Выбрать главу

Однако приходится констатировать с сожалением, этого не происходит. Отчего? Скорее всего оттого, что добро и благо многострадальной России педагогами понимается так, что их слово не проникает в самое сердце ученика и не согревает души, а любовь к просвещению часто выглядит даже смешной.

Задачу свою, так сказать, задачу задач, эти искренние ревнители просвещения видят единственно в том, чтобы наполнить пустующие головы своих юных питомцев добротным и полновесным умственным багажом. Кумиром своим они избирают учёность, знание как таковое, знание само по себе. Они полагают, что вполне образованный человек по этой причине не может не стать совершенным во всех отношениях, тем более не может не стать полезным и деятельным гражданином многострадальной России.

И все они большей частью превосходно владеют предметом, который им поручено преподавать, в старании и в добросовестности им тоже большей частью отказать невозможно, однако всем своим обликом похожие на скоморохов и клоунов цирка, они опровергают жизненную силу своей прекрасной идеи, будто одно образование делает нас совершенными.

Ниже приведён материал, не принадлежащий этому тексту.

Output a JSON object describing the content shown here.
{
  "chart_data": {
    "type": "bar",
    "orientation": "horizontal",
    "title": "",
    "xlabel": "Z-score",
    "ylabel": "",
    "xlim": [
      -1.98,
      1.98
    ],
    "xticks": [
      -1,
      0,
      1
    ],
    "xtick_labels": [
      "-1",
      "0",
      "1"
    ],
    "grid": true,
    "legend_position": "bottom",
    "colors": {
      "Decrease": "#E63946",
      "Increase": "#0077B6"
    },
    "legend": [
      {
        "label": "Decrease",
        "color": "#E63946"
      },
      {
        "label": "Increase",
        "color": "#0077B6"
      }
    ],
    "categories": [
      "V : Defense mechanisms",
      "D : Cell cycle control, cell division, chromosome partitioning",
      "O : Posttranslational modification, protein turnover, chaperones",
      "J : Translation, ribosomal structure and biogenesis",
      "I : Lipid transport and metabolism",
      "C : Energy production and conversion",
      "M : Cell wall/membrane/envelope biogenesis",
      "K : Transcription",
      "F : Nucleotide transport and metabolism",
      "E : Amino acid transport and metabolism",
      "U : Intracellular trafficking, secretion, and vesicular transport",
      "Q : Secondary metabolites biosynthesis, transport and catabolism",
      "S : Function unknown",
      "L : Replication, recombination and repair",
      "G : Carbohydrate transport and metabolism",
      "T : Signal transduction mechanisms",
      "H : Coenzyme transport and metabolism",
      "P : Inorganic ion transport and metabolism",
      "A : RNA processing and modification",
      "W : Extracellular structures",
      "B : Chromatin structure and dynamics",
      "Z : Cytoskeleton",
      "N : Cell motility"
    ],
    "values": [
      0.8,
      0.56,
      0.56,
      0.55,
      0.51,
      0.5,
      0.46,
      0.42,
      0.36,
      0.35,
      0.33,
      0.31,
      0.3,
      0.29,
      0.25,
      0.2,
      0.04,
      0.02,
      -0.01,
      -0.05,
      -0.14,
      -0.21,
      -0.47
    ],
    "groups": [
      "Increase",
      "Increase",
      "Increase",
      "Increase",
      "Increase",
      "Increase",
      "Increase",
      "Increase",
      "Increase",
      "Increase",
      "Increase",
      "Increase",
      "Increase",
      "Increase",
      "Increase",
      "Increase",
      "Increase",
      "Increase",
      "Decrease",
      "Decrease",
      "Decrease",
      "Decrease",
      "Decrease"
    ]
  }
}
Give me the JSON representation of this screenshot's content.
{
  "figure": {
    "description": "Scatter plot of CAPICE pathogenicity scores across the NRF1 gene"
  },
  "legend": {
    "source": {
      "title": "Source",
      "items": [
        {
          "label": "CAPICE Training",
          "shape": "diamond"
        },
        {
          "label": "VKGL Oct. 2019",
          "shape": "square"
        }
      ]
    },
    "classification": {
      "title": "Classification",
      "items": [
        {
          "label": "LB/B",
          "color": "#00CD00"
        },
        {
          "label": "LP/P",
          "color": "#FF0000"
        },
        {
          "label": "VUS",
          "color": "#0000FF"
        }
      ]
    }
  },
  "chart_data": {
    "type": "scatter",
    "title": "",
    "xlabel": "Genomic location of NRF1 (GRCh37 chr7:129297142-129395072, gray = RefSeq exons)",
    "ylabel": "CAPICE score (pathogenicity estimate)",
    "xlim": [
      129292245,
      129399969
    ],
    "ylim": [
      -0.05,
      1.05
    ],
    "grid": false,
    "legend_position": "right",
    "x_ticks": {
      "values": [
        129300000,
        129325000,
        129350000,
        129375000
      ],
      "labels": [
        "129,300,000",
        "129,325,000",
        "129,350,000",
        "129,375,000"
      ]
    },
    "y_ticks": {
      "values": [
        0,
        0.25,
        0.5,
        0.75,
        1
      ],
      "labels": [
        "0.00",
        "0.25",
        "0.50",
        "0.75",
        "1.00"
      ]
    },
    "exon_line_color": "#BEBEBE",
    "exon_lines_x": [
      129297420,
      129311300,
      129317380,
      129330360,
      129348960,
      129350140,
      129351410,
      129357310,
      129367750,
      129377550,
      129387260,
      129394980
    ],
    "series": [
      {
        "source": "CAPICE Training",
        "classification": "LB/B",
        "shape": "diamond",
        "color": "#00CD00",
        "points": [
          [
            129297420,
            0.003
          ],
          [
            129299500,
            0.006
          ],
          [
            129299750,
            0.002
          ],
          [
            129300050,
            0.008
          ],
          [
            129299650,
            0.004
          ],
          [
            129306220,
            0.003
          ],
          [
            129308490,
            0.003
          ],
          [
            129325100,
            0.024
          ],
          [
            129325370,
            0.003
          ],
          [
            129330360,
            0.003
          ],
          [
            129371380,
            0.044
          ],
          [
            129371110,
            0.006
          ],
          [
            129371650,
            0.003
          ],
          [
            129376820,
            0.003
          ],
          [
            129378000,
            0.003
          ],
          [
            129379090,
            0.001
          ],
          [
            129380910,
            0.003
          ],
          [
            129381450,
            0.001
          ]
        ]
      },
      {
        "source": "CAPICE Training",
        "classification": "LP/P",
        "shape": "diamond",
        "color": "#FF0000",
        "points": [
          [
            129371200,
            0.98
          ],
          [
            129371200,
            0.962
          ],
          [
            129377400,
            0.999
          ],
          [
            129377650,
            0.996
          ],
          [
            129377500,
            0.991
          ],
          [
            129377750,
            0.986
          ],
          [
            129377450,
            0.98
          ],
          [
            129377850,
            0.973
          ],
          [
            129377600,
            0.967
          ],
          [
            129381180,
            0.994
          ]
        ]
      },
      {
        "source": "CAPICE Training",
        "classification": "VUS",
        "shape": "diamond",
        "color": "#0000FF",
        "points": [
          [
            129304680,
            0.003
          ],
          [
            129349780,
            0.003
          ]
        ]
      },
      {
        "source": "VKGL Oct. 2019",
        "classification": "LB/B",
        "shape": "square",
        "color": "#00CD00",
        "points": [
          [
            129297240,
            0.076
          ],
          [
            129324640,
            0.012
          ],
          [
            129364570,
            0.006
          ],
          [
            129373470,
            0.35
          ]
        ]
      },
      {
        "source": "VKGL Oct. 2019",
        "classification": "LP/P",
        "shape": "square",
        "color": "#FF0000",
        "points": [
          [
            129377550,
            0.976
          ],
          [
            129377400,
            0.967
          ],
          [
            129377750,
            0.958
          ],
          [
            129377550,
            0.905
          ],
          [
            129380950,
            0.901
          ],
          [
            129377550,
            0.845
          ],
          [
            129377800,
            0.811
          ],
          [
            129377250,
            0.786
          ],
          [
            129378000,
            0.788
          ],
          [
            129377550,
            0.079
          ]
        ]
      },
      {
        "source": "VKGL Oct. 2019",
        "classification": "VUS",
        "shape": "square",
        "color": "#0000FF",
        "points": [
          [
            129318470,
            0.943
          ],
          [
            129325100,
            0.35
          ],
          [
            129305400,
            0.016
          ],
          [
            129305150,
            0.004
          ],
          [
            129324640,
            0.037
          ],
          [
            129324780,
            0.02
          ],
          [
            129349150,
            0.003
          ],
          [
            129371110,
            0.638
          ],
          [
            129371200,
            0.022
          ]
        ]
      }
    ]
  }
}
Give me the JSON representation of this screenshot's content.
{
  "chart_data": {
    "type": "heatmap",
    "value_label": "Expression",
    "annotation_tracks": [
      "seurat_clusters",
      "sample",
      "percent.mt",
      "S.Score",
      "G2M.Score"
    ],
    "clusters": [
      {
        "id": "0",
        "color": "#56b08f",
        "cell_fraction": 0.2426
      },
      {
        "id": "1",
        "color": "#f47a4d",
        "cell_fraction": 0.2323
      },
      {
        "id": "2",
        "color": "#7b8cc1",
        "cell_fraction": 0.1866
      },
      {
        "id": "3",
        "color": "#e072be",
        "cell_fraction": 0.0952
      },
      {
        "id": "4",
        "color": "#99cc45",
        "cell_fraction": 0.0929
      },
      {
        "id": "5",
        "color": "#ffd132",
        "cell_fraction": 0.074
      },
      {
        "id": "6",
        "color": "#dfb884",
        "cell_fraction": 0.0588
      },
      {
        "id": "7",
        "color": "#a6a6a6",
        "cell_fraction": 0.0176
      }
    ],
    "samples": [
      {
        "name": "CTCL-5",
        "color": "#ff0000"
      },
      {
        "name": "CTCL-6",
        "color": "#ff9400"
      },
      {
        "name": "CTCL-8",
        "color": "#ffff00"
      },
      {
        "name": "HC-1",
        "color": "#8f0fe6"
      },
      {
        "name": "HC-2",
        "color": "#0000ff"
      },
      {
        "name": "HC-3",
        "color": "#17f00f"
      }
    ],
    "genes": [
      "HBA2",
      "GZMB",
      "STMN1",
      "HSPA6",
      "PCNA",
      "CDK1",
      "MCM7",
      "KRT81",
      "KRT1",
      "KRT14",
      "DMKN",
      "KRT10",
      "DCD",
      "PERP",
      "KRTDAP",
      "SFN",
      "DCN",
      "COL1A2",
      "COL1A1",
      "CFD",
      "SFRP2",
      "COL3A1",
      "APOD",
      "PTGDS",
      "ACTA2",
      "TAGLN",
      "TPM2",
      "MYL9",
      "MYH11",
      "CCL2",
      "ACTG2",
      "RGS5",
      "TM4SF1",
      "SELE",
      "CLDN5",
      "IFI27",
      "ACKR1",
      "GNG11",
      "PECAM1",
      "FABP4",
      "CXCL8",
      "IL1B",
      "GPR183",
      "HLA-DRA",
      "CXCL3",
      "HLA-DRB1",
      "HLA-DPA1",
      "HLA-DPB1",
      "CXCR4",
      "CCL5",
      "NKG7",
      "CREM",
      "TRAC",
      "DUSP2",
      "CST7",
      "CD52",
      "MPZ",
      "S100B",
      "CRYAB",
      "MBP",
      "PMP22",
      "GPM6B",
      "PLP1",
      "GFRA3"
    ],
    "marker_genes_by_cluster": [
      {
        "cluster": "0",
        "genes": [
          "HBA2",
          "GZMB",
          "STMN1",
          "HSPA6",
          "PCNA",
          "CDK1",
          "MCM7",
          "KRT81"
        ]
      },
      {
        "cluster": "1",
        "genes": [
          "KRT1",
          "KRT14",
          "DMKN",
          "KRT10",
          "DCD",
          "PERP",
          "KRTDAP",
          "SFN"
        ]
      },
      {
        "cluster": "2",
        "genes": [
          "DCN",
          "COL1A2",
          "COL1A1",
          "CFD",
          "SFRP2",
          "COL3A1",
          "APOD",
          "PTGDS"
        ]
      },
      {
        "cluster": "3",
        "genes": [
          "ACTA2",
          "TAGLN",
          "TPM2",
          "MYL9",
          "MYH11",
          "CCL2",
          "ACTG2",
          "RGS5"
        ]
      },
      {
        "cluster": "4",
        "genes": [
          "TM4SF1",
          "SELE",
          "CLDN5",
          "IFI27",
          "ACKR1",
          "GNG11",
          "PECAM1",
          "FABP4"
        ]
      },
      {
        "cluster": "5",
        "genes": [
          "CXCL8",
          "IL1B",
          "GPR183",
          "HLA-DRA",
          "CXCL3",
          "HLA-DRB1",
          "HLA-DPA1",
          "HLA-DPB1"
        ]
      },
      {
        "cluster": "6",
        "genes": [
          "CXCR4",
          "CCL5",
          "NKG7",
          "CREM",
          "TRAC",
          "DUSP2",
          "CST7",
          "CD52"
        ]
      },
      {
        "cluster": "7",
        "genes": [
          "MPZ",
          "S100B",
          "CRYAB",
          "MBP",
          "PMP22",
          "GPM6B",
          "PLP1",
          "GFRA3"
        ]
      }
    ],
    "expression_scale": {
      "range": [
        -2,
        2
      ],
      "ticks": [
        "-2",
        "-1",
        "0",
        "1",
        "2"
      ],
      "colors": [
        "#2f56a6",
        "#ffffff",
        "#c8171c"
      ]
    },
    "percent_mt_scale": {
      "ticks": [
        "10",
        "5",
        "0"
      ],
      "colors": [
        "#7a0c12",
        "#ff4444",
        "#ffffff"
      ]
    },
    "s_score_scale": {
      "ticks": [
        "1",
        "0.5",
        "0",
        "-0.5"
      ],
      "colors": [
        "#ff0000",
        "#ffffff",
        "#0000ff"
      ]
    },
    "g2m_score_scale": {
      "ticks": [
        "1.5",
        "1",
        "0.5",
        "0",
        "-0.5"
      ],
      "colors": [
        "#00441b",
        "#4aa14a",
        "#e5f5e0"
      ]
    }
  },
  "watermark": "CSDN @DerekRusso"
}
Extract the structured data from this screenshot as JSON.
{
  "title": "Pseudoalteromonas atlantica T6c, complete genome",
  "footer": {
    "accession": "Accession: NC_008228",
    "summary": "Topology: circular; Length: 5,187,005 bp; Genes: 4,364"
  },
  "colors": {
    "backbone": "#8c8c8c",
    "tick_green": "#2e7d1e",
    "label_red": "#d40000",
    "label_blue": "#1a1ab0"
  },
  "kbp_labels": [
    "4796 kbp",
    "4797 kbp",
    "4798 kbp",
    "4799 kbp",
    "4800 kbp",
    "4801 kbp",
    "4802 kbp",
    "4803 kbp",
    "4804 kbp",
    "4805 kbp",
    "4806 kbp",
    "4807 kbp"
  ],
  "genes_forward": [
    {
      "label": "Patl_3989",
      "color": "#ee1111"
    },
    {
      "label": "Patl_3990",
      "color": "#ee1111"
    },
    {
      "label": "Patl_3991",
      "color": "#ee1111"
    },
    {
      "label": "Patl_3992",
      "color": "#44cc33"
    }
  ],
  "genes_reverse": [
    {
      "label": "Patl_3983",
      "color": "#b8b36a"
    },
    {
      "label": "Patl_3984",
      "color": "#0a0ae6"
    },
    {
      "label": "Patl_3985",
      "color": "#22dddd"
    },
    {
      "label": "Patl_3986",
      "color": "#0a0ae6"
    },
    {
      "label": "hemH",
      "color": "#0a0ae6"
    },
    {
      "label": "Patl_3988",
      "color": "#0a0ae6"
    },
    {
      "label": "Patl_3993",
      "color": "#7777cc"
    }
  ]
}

Точно метеор, свалившийся с неба, влетает Субоч, преподаватель вечной латыни, этого фундаментального для человечества языка. Как рыбьи хвосты развеваются длиннейшие фалды его сюртука, сверкают стёкла пенсне. Журнал со свистом рушится на крышку стола. За окнами класса воробьи с испуганным писком срываются с тополей. Гем временем Субоч вырывает из оттопыренного кармана крохотную книжечку, подносит её к выпуклым подслеповатым глазам, подняв высоко карандаш, и выкликает к доске свою жертву. И если обомлевшая от полного незнания жертва плачевно молчит, а это случается чаще всего, оскорблённый преступнейшим небрежением Субоч взрывается яростным монологом из одних восклицательных слов:

   — Латинский язык! Язык Горация и Овидия! Тита Ливия и Лукреция! Цезаря и Марка Аврелия! Перед латинским языком благоговели Пушкин и Данте, Гете, Шекспир! Они знали латынь! Они знали латынь лучше, чем вы! Золотая латынь! Она вся литая! А вы! Вы над ней издеваетесь! Ваши головы начинены дешёвыми мыслями! Мусором! Анекдотами! Футболом! Бильярдом! Курением! Зубоскальством! Кинематографом! Всякой белибердой! Стыдитесь!

И так часто повторяет одуревшим от его крика питомцам то, что, видимо, больше всех смертных грехов пугает его: “Не пейте! Не пейте!”, что обнаглевшие с годами питомцы, посмеиваясь над ним, потихоньку поют: “Владимир Фаддеевич! Выпьемте! Выпьемте!”

Следом за Субочем в класс прокрадывается Шульгин, кроткий старик, с белой бородкой, с синими старческими глазами, всей своей внешностью походивший на благообразного библейского патриарха. И что же? В изложении Шульгина российская словесность выглядит плоской, точно доска, примитивной и словно бы розовой. Поскольку все без исключения российские литераторы оказываются прекрасны, блистательны и выше всяких похвал. Несмотря на своё ни с чем не сравнимое понимание классического наследия и самого духа искусства, кроткий старик совершенно не выносит в устах своих питомцев бессмысленных слов. От бессмысленных слов старик то и дело приходит в неистовство, в ярость. Лицо старика багровеет, он хватает с парты учебник и у всех на глазах разрывает пособие на клочки. Он трясёт венозными старческими руками перед своим искажённым болью лицом с такой нечеловеческой силой, что громко стучат картонки крахмальных манжет. Он выкрикивает, а в исключительных случаях даже вопит:

   — Вас! Именно вас! Прошу! Вас! Вон!

Старый Клячин, худой, в распахнутом сюртуке, непременно небритый неделю, ни больше, ни меньше, с большим кадыком, с невидящими глазами, хрипло и резко повествует об истории стран Европы в новое время. С шипением и со стуком друг на друга нагромождаются имена Дантона, Робеспьера, Марата, Бабёфа, Наполеона, Людовика-Филиппа, Гамбетты и многих, многих менее примечательных политических деятелей. Негодование, происхождения которого не понимает никто, так и клокочет у бедного Клячина в горле, точно кто-то его навсегда огорчил. Совершенно забывши, что находится в классе, он закуривает толстую папиросу, но тотчас забывает о ней и гасит её о ближайшую парту у всех на глазах. Тут речь его возвышается до предела возможного пафоса, точно он возвещает с трибуны Конвента.